Schwab named new Demons CEO
Respected football administrator Cameron Schwab has returned to the besieged Melbourne Football Club to face perhaps the most daunting task in the AFL.
But it took an 11th hour plea by chairman Jim Stynes to persuade him to again sign on as CEO of the stricken club - as late as last Friday Schwab was wrestling with the decision.
"There's been a fair bit of consternation I must admit, personally and from a family perspective but the minute I made the choice I just felt totally comfortable with it," Schwab said.
He said he was finally swayed by a sense of responsibility and said the choice to become the club's third CEO this year felt "natural."
The former Richmond, Melbourne and Fremantle chief executive will try to save a club lurching out of control, burdened by a $5 million debt and ridiculed for just three wins this season.
"The challenges facing Melbourne are severe and if anyone thinks it's some sort of cynical means by which we generate a few bob well they mightn't be watching their footy club go around in how many years time," he said.
"The first stage is about survival, it's about securing its next salary payment, securing its next rental payment.
"Then over time it's about building a club which can then sustain itself without necessarily having to go and convince the AFL of the need to support it the way it does.
"It needs to be able to make its own way in the world."
Schwab, 44, originally declined the position after leaving Fremantle mid-year but said he was swayed after a "full-on weekend" of talks with the Melbourne administration.
Immediately after his three-year appointment was announced he prepared Demon supporters for the prospect of more pain, saying on-field success would need to be sacrificed for the survival of the club.
But Schwab has a record of success - in his last position with Fremantle he took a club with an $8 million debt and 12,000 members to one boasting three successive years of $1 million profit and the third highest membership in the AFL.
He said his decision, 25 years after he began his football administration career at Melbourne, had been largely based on what he felt was achievable.
"What Jim's been able to do and his board's been able to do is bring hope back to the organisation and I think hope's the most important thing any football club can have," Schwab said.
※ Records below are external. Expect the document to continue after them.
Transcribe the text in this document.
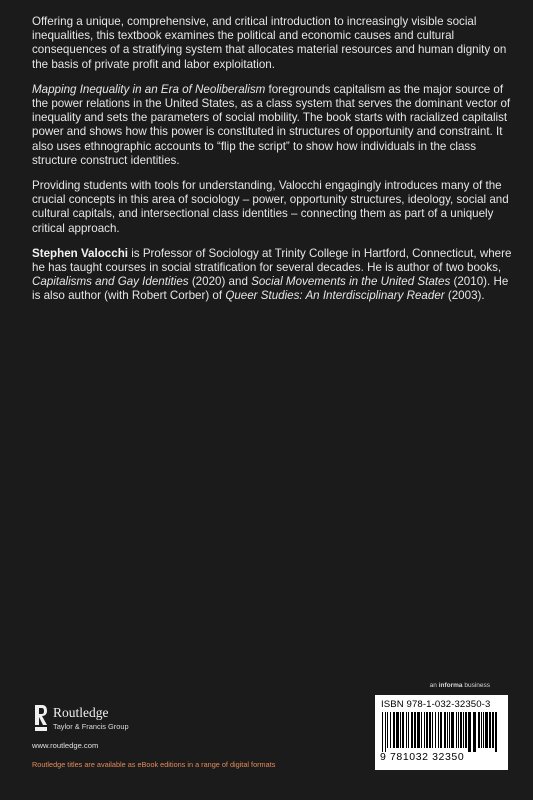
Offering a unique, comprehensive, and critical introduction to increasingly visible social inequalities, this textbook examines the political and economic causes and cultural consequences of a stratifying system that allocates material resources and human dignity on the basis of private profit and labor exploitation.

Mapping Inequality in an Era of Neoliberalism foregrounds capitalism as the major source of the power relations in the United States, as a class system that serves the dominant vector of inequality and sets the parameters of social mobility. The book starts with racialized capitalist power and shows how this power is constituted in structures of opportunity and constraint. It also uses ethnographic accounts to “flip the script” to show how individuals in the class structure construct identities.

Providing students with tools for understanding, Valocchi engagingly introduces many of the crucial concepts in this area of sociology – power, opportunity structures, ideology, social and cultural capitals, and intersectional class identities – connecting them as part of a uniquely critical approach.

Stephen Valocchi is Professor of Sociology at Trinity College in Hartford, Connecticut, where he has taught courses in social stratification for several decades. He is author of two books, Capitalisms and Gay Identities (2020) and Social Movements in the United States (2010). He is also author (with Robert Corber) of Queer Studies: An Interdisciplinary Reader (2003).

an informa business
ISBN 978-1-032-32350-3
9 781032 32350
Routledge
Taylor & Francis Group
www.routledge.com
Routledge titles are available as eBook editions in a range of digital formats
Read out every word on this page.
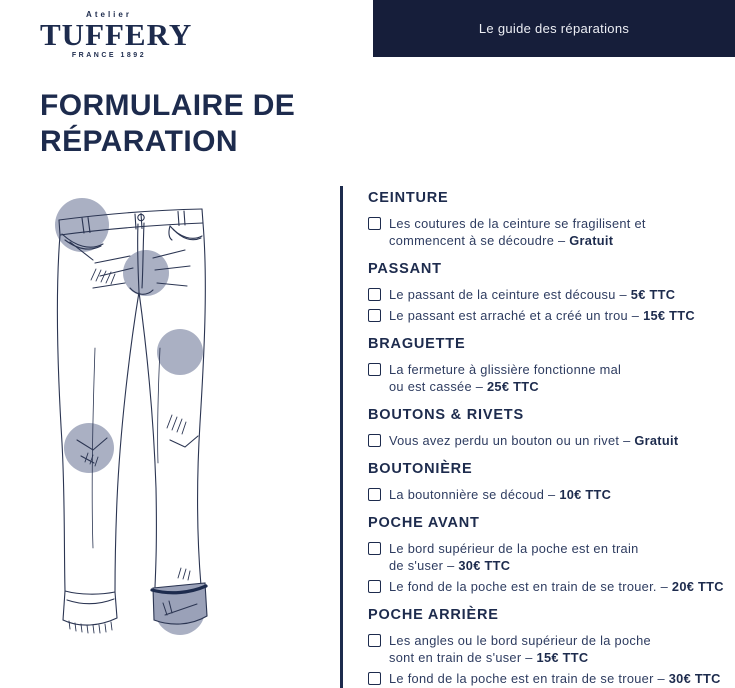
Atelier
TUFFERY
FRANCE 1892
Le guide des réparations
FORMULAIRE DE
RÉPARATION
CEINTURE
Les coutures de la ceinture se fragilisent et
commencent à se découdre – Gratuit
PASSANT
Le passant de la ceinture est décousu – 5€ TTC
Le passant est arraché et a créé un trou – 15€ TTC
BRAGUETTE
La fermeture à glissière fonctionne mal
ou est cassée – 25€ TTC
BOUTONS & RIVETS
Vous avez perdu un bouton ou un rivet – Gratuit
BOUTONIÈRE
La boutonnière se découd – 10€ TTC
POCHE AVANT
Le bord supérieur de la poche est en train
de s'user – 30€ TTC
Le fond de la poche est en train de se trouer. – 20€ TTC
POCHE ARRIÈRE
Les angles ou le bord supérieur de la poche
sont en train de s'user – 15€ TTC
Le fond de la poche est en train de se trouer – 30€ TTC
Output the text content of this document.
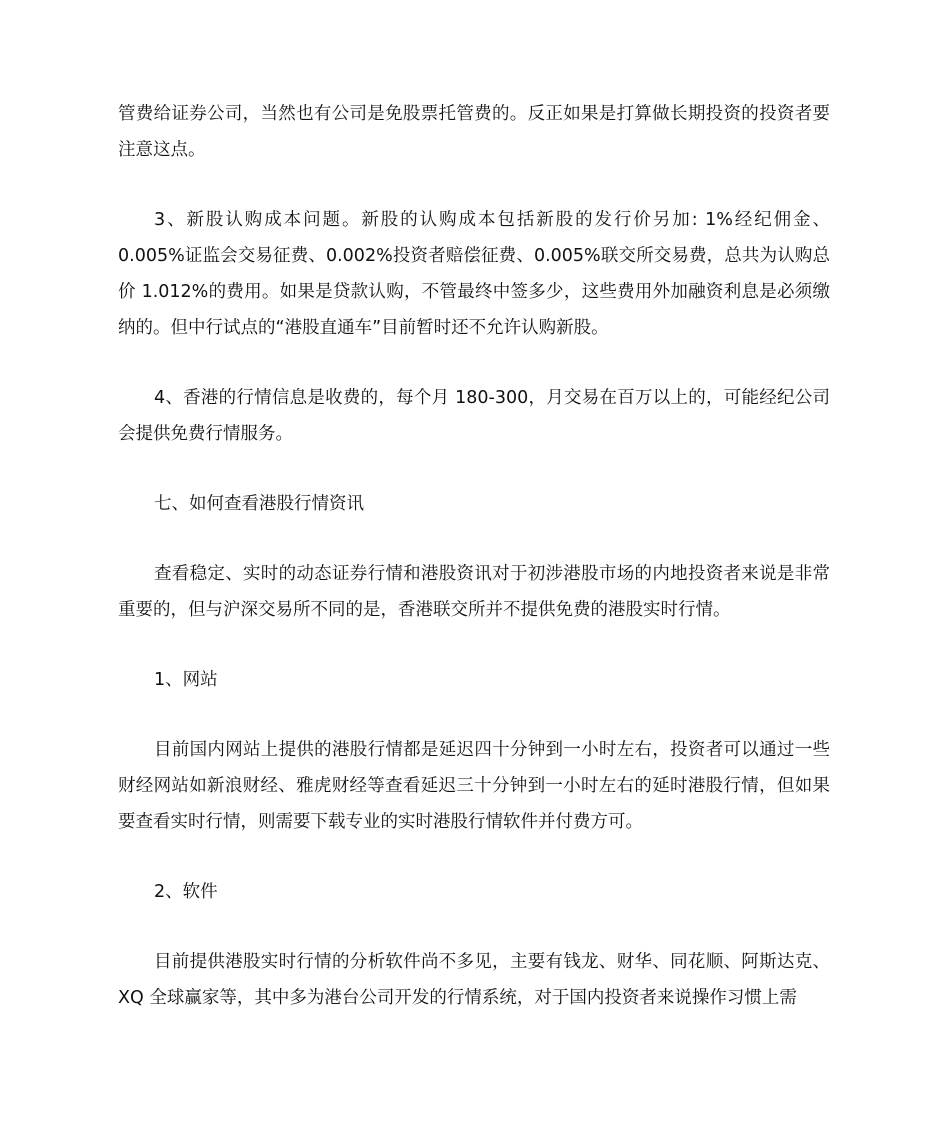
管费给证券公司，当然也有公司是免股票托管费的。反正如果是打算做长期投资的投资者要注意这点。

3、新股认购成本问题。新股的认购成本包括新股的发行价另加: 1%经纪佣金、0.005%证监会交易征费、0.002%投资者赔偿征费、0.005%联交所交易费，总共为认购总价 1.012%的费用。如果是贷款认购，不管最终中签多少，这些费用外加融资利息是必须缴纳的。但中行试点的“港股直通车”目前暂时还不允许认购新股。

4、香港的行情信息是收费的，每个月 180-300，月交易在百万以上的，可能经纪公司会提供免费行情服务。

七、如何查看港股行情资讯

查看稳定、实时的动态证券行情和港股资讯对于初涉港股市场的内地投资者来说是非常重要的，但与沪深交易所不同的是，香港联交所并不提供免费的港股实时行情。

1、网站

目前国内网站上提供的港股行情都是延迟四十分钟到一小时左右，投资者可以通过一些财经网站如新浪财经、雅虎财经等查看延迟三十分钟到一小时左右的延时港股行情，但如果要查看实时行情，则需要下载专业的实时港股行情软件并付费方可。

2、软件

目前提供港股实时行情的分析软件尚不多见，主要有钱龙、财华、同花顺、阿斯达克、XQ 全球赢家等，其中多为港台公司开发的行情系统，对于国内投资者来说操作习惯上需
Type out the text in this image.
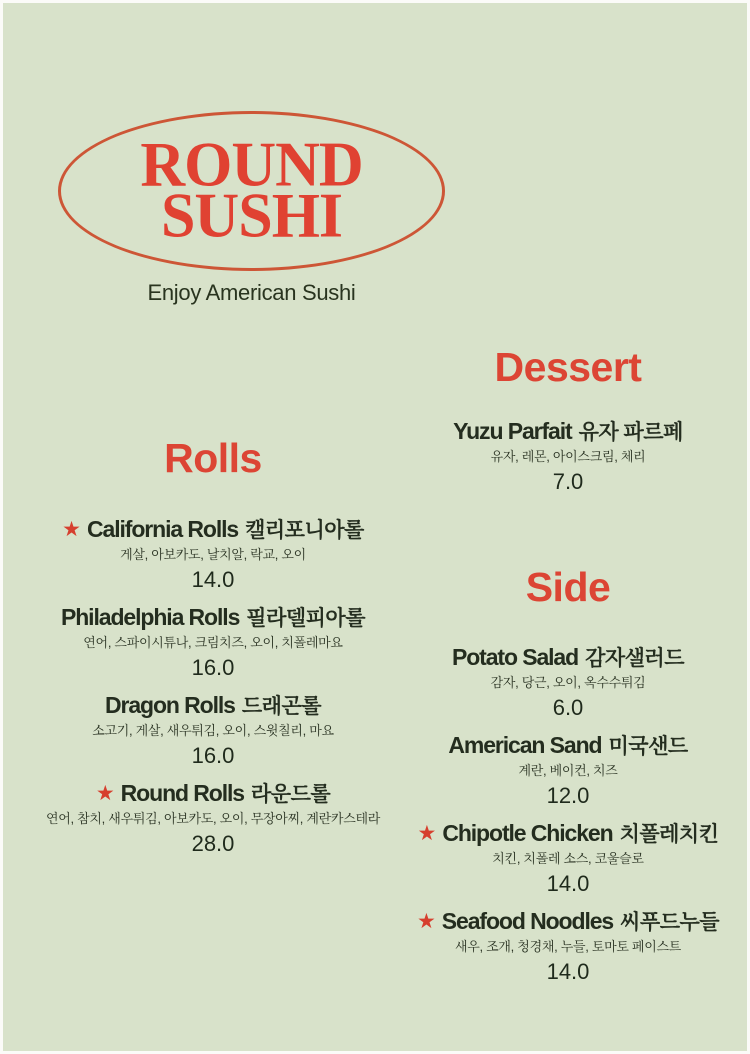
ROUND
SUSHI
Enjoy American Sushi
Rolls
★ California Rolls 캘리포니아롤
게살, 아보카도, 날치알, 락교, 오이
14.0
Philadelphia Rolls 필라델피아롤
연어, 스파이시튜나, 크림치즈, 오이, 치폴레마요
16.0
Dragon Rolls 드래곤롤
소고기, 게살, 새우튀김, 오이, 스윗칠리, 마요
16.0
★ Round Rolls 라운드롤
연어, 참치, 새우튀김, 아보카도, 오이, 무장아찌, 계란카스테라
28.0
Dessert
Yuzu Parfait 유자 파르페
유자, 레몬, 아이스크림, 체리
7.0
Side
Potato Salad 감자샐러드
감자, 당근, 오이, 옥수수튀김
6.0
American Sand 미국샌드
계란, 베이컨, 치즈
12.0
★ Chipotle Chicken 치폴레치킨
치킨, 치폴레 소스, 코울슬로
14.0
★ Seafood Noodles 씨푸드누들
새우, 조개, 청경채, 누들, 토마토 페이스트
14.0
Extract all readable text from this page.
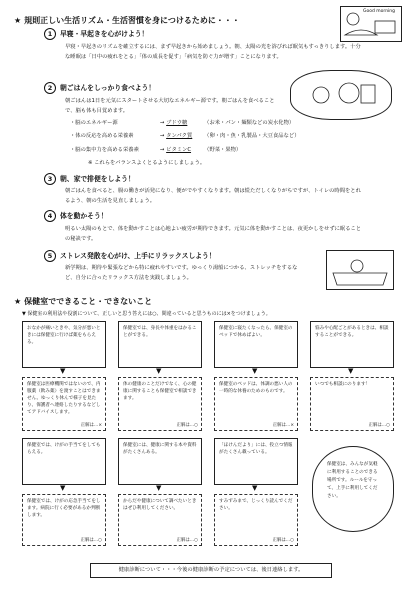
★ 規則正しい生活リズム・生活習慣を身につけるために・・・
Good morning
1 早寝・早起きを心がけよう！
早寝・早起きのリズムを確立するには、まず早起きから始めましょう。朝、太陽の光を浴びれば眠気もすっきりします。十分な睡眠は「日中の疲れをとる」「体の成長を促す」「病気を防ぐ力が増す」ことになります。
2 朝ごはんをしっかり食べよう！
朝ごはんは1日を元気にスタートさせる大切なエネルギー源です。朝ごはんを食べることで、脳も体も目覚めます。
・脳のエネルギー源	→ ブドウ糖	（お米・パン・麺類などの炭水化物）
・体の反応を高める栄養素	→ タンパク質 （卵・肉・魚・乳製品・大豆食品など）
・脳の集中力を高める栄養素	→ ビタミンC （野菜・果物）
※ これらをバランスよくとるようにしましょう。
3 朝、家で排便をしよう！
朝ごはんを食べると、腸の働きが活発になり、便がでやすくなります。朝は慌ただしくなりがちですが、トイレの時間をとれるよう、朝の生活を見直しましょう。
4 体を動かそう！
明るい太陽のもとで、体を動かすことは心地よい疲労が期待できます。元気に体を動かすことは、夜更かしをせずに眠ることの秘訣です。
5 ストレス発散を心がけ、上手にリラックスしよう！
新学期は、期待や緊張などから特に疲れやすいです。ゆっくり湯船につかる、ストレッチをするなど、自分に合ったリラックス方法を実践しましょう。
★ 保健室でできること・できないこと
▼ 保健室の利用法や役割について、正しいと思う答えには○、間違っていると思うものには×をつけましょう。
おなかが痛いときや、気分が悪いときには保健室に行けば薬をもらえる。
保健室では、身長や体重をはかることができる。
保健室に寝たくなったら、保健室のベッドで休めばよい。
悩みや心配ごとがあるときは、相談することができる。
▼	▼	▼	▼
保健室は医療機関ではないので、内服薬（飲み薬）を渡すことはできません。ゆっくり休んで様子を見たり、保護者へ連絡したりするなどしてアドバイスします。
正解は…×
体の健康のことだけでなく、心の健康に関することも保健室で相談できます。
正解は…○
保健室のベッドは、体調の悪い人の一時的な休養のためのものです。
正解は…×
いつでも相談にのります！
正解は…○
保健室では、けがの手当てをしてもらえる。
保健室には、健康に関する本や資料がたくさんある。
「ほけんだより」には、役立つ情報がたくさん載っている。
保健室は、みんなが気軽に利用することのできる場所です。ルールを守って、上手に利用してください。
▼	▼	▼
保健室では、けがの応急手当てをします。病院に行く必要があるか判断します。
正解は…○
からだや健康について調べたいときはぜひ利用してください。
正解は…○
すみずみまで、じっくり読んでください。
正解は…○
健康診断について・・・今後の健康診断の予定については、後日連絡します。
"And it's my job now to match hope with building expectation and ultimately performance as a club.
"In the end it boils down to the contribution of many people over an extended period of time.
"That then enables (coach) Dean (Bailey) and his team to focus on what they need to do to be a great football team - produce champion players and champion football teams.
"That will be compromised in the shorter term because it has to be because securing the club actually requires that," he said.
However Schwab said he remained committed to returning Melbourne to an on on-field success, saying: "No doubt this is about silverware as well."
Schwab succeeds former tennis administrator Paul McNamee, who was sacked when the Stynes-led board took over. McNamee was in the job for just three months following the resignation earlier this year of Steve Harris.
Schwab first started working for Melbourne at the age of 18 in 1982, eventually becoming recruiting manager before leaving to become general manager of Richmond at 24 - the youngest person in the history of the league to hold this position.
After six years at Richmond, Schwab studied business administration and marketing for two years then returned as CEO of Melbourne.
In 1998, the Demons made the preliminary final, having finished last the previous year, and were Grand Finalists in 2000.